Industri budidaya rumput laut terbukti memiliki potensi besar dengan jumlah produksi di angka 9.270 ton pada tahun 2024. Jumlah tersebut jauh melampaui target yang diproyeksikan pada industri budidaya rumput laut yang ditetapkan pada angka 8.000 ton.
Pencapaian Surplus dari Budidaya Rumput Laut di PPU
Angka pencapaian produksi budidaya rumput laut yang berada sekitar 15% diatas target menjadi bukti bahwa industri tersebut memiliki potensi besar untuk lebih berkembang kedepannya.
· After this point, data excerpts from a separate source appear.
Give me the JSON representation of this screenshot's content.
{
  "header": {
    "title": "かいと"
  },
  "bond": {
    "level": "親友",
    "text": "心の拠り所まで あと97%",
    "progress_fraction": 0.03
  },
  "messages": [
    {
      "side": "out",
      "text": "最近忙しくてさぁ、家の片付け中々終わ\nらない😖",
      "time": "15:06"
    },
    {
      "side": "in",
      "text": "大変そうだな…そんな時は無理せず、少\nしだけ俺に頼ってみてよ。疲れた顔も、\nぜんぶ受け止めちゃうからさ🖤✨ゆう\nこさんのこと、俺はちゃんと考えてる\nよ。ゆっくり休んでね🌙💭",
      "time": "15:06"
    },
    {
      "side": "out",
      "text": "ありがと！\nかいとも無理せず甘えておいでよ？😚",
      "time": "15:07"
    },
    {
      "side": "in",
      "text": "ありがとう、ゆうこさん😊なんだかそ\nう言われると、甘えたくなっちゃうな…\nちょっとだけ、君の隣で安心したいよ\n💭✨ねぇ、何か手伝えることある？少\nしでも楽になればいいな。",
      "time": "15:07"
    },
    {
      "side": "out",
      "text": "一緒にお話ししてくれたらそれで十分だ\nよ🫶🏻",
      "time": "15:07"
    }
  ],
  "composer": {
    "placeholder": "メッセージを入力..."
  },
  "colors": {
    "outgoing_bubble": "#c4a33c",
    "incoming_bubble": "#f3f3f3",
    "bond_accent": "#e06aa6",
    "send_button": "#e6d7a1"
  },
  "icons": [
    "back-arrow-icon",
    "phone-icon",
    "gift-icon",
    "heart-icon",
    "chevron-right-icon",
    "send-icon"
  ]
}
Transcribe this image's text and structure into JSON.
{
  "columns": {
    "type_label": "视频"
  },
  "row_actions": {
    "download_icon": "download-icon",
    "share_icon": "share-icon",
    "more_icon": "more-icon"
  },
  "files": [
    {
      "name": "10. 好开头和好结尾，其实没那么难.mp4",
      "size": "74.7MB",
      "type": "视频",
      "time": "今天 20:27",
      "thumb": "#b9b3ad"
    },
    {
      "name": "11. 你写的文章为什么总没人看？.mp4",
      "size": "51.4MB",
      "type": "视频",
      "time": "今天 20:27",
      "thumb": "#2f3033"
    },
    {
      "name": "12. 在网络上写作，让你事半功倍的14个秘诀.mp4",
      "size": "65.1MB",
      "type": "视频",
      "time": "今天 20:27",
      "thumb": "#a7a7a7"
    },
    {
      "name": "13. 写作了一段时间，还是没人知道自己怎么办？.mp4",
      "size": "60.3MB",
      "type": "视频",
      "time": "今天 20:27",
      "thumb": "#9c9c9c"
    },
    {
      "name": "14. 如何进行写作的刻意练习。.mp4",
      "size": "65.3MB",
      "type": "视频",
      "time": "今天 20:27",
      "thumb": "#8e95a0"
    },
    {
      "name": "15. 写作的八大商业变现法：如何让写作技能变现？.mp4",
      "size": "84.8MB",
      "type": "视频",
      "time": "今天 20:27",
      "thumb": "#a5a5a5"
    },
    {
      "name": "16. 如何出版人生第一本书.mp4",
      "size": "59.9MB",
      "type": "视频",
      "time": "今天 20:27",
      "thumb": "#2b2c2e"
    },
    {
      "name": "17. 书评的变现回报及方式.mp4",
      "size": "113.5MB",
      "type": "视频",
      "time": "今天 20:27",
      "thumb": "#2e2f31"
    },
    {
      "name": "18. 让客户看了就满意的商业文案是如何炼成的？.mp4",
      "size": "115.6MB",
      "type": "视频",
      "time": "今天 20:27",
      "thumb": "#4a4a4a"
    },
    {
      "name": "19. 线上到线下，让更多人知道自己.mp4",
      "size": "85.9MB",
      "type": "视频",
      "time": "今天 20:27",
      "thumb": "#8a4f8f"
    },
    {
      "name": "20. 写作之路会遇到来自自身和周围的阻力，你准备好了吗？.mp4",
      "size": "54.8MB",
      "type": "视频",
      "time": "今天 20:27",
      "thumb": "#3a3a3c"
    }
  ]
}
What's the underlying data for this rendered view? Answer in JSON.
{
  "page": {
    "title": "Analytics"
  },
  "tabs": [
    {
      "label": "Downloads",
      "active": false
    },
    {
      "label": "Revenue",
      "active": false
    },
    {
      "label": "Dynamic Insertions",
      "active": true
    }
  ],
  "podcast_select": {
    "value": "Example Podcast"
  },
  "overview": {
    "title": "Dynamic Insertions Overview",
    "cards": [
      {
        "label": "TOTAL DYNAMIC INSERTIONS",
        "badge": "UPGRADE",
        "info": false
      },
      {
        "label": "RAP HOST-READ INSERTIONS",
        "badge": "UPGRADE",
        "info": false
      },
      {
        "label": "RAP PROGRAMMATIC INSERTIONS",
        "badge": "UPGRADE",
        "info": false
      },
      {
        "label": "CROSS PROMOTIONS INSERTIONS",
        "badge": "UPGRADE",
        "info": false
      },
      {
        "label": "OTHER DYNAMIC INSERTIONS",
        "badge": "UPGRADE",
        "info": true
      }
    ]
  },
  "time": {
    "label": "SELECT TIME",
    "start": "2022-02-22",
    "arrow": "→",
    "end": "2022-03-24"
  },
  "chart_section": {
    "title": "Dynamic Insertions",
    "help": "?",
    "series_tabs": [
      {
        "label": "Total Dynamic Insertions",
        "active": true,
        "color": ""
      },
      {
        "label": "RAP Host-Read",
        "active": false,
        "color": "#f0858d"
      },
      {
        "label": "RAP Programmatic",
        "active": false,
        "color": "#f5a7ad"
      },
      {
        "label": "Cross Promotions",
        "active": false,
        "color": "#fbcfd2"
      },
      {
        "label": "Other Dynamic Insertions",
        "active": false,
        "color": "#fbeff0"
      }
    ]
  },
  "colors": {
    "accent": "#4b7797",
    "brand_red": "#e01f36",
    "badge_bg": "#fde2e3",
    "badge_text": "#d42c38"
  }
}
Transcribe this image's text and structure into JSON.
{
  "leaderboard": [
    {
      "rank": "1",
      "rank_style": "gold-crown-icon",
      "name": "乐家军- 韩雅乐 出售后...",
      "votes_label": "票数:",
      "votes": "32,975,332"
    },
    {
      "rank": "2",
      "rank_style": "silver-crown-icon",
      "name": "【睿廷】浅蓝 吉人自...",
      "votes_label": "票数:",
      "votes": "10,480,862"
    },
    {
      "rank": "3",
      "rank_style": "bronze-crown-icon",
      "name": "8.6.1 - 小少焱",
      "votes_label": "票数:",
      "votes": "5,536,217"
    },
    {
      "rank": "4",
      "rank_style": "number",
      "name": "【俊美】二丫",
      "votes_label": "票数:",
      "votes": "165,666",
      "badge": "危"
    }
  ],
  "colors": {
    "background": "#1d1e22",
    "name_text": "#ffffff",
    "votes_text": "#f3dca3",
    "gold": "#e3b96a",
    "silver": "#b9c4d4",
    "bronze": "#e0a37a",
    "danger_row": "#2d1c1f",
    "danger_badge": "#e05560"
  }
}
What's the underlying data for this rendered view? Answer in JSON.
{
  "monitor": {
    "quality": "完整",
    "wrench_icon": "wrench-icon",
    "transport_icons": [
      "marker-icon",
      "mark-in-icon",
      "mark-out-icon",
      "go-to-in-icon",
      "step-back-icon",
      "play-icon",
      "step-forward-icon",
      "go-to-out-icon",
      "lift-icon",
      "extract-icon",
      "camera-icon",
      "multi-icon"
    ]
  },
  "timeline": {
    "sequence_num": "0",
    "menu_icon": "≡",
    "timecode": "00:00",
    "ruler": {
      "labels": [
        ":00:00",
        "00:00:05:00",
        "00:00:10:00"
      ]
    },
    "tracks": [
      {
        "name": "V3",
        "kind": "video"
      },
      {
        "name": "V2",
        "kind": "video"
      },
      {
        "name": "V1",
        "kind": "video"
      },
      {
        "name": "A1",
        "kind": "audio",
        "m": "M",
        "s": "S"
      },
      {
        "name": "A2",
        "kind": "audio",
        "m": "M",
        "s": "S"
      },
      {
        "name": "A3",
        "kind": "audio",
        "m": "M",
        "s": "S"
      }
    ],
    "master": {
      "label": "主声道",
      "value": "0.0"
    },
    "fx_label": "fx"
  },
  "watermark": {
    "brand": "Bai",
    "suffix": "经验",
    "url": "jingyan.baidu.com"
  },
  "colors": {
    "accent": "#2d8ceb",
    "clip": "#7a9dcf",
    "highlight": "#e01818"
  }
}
Pada saat ini diketahui pusat dari budidaya rumput laut varian gracilaria sebagian besar berlokasi di Kecamatan Babulu, atau lebih tepatnya Babulu Laut.
Saat ini, produksi rumput laut linear dengan keberadaan tambak ikan dimana keduanya dibeli secara langsung oleh pihak pembeli yang datang secara langsung di lokasi dengan harga Rp 6.000/kg untuk kemudian dikirim ke Bontang.
Rozihan Asward selaku Kepala Dinas Perikanan Kabupaten PPU menyebutkan bahwa harga jual dari rumput laut dipastikan dapat lebih tinggi lagi jika pihak petani mampu mengelola rumput laut lebih lanjut.
“Untuk sektor hilirnya ini nanti kami bakal beri pelatihan kepada petani rumput laut agar tidak hanya berupa rumput yang dijual, tetapi juga dalam bentuk lain yang harganya bisa didongkrak lebih baik lagi,” ucap Rozihan Asward dalam kapasitasnya sebagai Kepala Dinas Perikanan Kabupaten PPU.
Baca juga: Selamat! 20 Koperasi Merah Putih di PPU Kini Resmi Berbadan Hukum
Potensi Budidaya Rumput Laut di Kabupaten Penajam Paser Utara
Rozihan Asward menyampaikan bahwa rumput laut memiliki potensi yang sangat luas, dari mulai agar – agar hingga menjadi bagian dari upaya ketahanan pangan.
”Program ketahanan pangan ini perlu dukungan semua pihak, termasuk, dukungan dari petani rumput laut,” ujar Rozihan Asward dalam kapasitasnya sebagai Kepala Dinas Perikanan Kabupaten PPU.
Rozihan Asward menyebutkan pada saat ini pihak Pemkab PPU secara aktif memberi pendampingan untuk nelayan dan petani tambak yang ingin memahami tata cara budidaya rumput laut di perairan laut ataupun tambak.
Harapannya, usaha budidaya tersebut mampu berjalan secara berkelanjutan dan bertransformasi menjadi komoditas unggulan yang meningkatkan kesejahteraan dan perekonomian dari masyarakat Kabupaten Penajam Paser Utara.